Jésus, un immigré clandestin et un exilé porteur d’un ailleurs

Jésus est l’homme du franchissement de toutes les frontières, une sorte d’immigré clandestin qui s’est invité dans la Palestine du premier siècle, au grand dam des autorités religieuses en place.
Par sa manière d’être, ses paroles, ses actes il s’est aussi invité dans nos vies en nous mettant au défi de dépasser nos limites en l’accueillant, en allant vers lui, en répondant à son appel et en le suivant.
Jésus est celui qui est toujours au-delà d’où on l’attend, celui qui nous pousse à franchir, à notre tour, toutes les frontières qui nous emprisonnent pour aller au-delà de nous mêmes.

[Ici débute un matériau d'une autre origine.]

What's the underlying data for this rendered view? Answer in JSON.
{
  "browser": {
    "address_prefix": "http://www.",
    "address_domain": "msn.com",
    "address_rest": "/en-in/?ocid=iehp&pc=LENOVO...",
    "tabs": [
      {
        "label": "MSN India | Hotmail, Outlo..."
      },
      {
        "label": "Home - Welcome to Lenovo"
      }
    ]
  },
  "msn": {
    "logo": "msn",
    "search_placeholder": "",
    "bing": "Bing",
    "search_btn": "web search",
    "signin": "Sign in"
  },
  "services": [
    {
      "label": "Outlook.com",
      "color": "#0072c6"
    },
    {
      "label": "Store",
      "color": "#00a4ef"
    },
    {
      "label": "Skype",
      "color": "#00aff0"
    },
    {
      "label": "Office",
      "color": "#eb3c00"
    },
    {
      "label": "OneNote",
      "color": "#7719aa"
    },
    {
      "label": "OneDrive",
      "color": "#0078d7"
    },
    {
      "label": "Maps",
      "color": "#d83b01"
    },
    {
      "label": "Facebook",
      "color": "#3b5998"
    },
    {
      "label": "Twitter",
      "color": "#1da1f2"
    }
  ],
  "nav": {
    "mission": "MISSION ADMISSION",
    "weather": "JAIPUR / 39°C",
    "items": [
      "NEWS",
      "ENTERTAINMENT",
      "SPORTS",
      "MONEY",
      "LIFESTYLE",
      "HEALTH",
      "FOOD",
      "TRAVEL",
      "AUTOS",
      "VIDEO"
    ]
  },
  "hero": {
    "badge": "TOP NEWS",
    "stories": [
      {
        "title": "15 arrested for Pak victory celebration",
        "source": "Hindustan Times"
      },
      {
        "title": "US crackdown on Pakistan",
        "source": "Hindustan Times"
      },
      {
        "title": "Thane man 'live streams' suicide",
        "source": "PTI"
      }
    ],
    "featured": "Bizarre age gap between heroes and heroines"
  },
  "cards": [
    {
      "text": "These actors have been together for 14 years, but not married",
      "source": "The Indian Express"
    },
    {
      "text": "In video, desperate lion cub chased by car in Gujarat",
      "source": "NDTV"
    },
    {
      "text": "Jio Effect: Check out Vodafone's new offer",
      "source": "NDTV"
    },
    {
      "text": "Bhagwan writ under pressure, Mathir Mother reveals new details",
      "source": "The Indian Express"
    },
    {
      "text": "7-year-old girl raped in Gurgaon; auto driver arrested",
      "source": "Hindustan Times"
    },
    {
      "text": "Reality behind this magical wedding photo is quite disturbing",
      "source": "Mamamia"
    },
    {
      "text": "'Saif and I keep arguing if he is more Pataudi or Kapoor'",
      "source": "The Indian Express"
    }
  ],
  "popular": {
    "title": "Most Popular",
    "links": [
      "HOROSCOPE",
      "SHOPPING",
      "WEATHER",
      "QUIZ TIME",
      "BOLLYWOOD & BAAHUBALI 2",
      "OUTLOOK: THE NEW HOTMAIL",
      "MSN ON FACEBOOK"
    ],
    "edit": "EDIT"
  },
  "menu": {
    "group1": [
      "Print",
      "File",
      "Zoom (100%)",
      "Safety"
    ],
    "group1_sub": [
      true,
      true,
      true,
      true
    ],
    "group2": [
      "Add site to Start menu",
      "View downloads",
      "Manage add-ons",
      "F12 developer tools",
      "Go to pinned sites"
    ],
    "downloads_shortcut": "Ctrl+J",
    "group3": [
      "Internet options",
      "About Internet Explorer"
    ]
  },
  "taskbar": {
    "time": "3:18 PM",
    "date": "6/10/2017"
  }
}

Immigré clandestin il est sans arrêt dans l’illégalité depuis la première frontière franchie. Ainsi, il est dans la précarité de celui que les autorités condamnent et poursuivent sans relâche.
Délinquant récidiviste, non content d’avoir commis un premier « crime » social, il persiste et s’entête dans cette mauvaise voie, accumulant, comme par plaisir, les mauvais choix et les mauvaises fréquentations.
Pire, il semble ne pas se rendre compte du mauvais exemple qu’il donne et encourage tout ceux qu’il rencontre à l’imiter. Et plutôt que de se cacher, il s’affiche sans honte avec tous ceux qui le suivent.

Comme un exilé, il porte en lui la lumière du royaume de son père, promesse d’amour et de liberté. Comme un exilé il cherche à partager son altérité avec ceux qu’il rencontre, espérant qu’ils entendront son appel.
Et comme un exilé il prêche souvent dans le désert, il dérange par l’étrangeté de son langage et de ses manières, ils bousculent les conforts établis par la précarité de son mode de vie, il met mal à l’aise les égoïsmes installés par l’appel au partage avec ses frères de misère, les exclus de la société.

Jésus, un homme révolté qui incarne une possibilité de résurrection de l’homme

Se comportant avec cette liberté tous azimuts au mépris de toutes les règles sociales et religieuses de son époque et même de la nôtre, non par provocation mais pour porter la vie à son incandescence, Jésus est le prototype de l’homme révolté tel que l’entendait Albert Camus. Pour celui-ci, en effet, « le seul moyen d’affronter un monde sans liberté est de devenir si absolument libre qu’on fasse de sa propre existence un acte de révolte. »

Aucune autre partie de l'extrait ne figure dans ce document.